Alternative Country ist ein klassisches Underdog-Genre, nichts für Weicheier, vielmehr für Typen, die der heilen Welt des Mainstream-Country dunkle Töne entgegentrotzen. Die Liste der führenden Verfechter eines zugegeben schwammigen Genres strotzt vor eigenwilligen Songwritern, denen am ehesten die Herkunft gemein ist. Es scheint eben eine amerikanische Angelegenheit zu sein, die europäische Musiker meines Erachtens nicht so recht zu fassen vermögen. Umso erstaunlicher mutet Cupboard Full Of Things der niederländischen Formation Okieson an. Vor allem der oft knarzige, unheimlich passende Ausdruck von Sänger Sebastiaan van Bijlevelt hebt das Album auf derart gutes Niveau, dass man der Platte durchaus Tribut zollen darf.

Bereits der Opener Fix Me Up scharrt erfolgreich mit den Hufen, vermittelt eine dichte, von nachdenklichen Lyrics gekennzeichnete Atmosphäre, während die Musik danach klingt, als hätten Okieson der Kult-Band 16 Horsepower sehr, sehr oft gelauscht. Sich an Meistern zu orientieren, das hat wahrlich noch nie geschadet. Auch wenn die Band mal kräftiger in die Saiten drischt, klingt das durchdacht und stimmig, richtig mitreißend. Trees wäre als so beschaffenes Beispiel zu nennen. Auf dem Titeltrack Cupboard Full Of Things treten die textlichen Qualitäten besonders deutlich hervor, Zeilen wie „A punishing beam of sunlight slaps the day into my face“ bringen Stimmungen auf den Punkt, verstärkt durch ein anschwellendes Arrangement.

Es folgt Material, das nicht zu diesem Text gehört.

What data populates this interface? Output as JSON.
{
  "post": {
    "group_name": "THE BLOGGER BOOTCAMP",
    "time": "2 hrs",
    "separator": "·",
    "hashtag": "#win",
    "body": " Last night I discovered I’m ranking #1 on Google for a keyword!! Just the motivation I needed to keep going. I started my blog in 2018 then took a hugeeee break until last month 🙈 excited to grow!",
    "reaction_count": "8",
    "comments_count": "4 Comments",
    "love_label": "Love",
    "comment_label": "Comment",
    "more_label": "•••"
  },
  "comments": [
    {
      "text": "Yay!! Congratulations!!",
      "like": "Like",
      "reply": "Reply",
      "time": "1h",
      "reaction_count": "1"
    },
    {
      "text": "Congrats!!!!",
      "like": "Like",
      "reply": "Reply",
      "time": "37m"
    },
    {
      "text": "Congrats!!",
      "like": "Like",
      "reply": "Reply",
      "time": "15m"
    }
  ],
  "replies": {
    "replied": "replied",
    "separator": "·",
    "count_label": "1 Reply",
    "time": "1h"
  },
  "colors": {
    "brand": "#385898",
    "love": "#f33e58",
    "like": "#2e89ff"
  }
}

Das hat Hand, hat Fuß, mehr noch entwickelt eine eigenen Charme, der nicht auf die großen Vorbilder schielt. Vorbildlich auch wie Good Friend, wo die Worte „And I awake into silence/ the impuls as my guide/ shake hands with the devil/ as a good friend by my side“ ein altbekanntes Motiv nicht zum Klischee verkommen lassen und van Bijlevelt einmal mehr eine wohldosierte Performance abliefert, in die eigene Stärke vertraut, nicht wimmert oder Pathos hinzuzieht. Das Album hält den eingeschlagenen Kurs bis zum Ende durch, zupft nicht nur dumm die Klampfe, sondern bedient sich einer bunt gestreuten, immer stimmungsvollen Instrumentierung. Vielleicht fehlen die besonders eingängigen Melodien, welche der Platte gleich beim ersten Hören eine Aufdringlichkeit verleihen könnten. Das freilich sollte den Liebhaber des Alternative Country wenig kratzen.

Okieson haben den düsteren Flair des Genre sehr gut eingefangen! Das darf man bei Europäern durchaus mit Ausrufezeichen goutieren. Cupboard Full Of Things ist ein kleiner, feiner Geheimtipp, dem man auf alle Fälle eine Chance geben sollte.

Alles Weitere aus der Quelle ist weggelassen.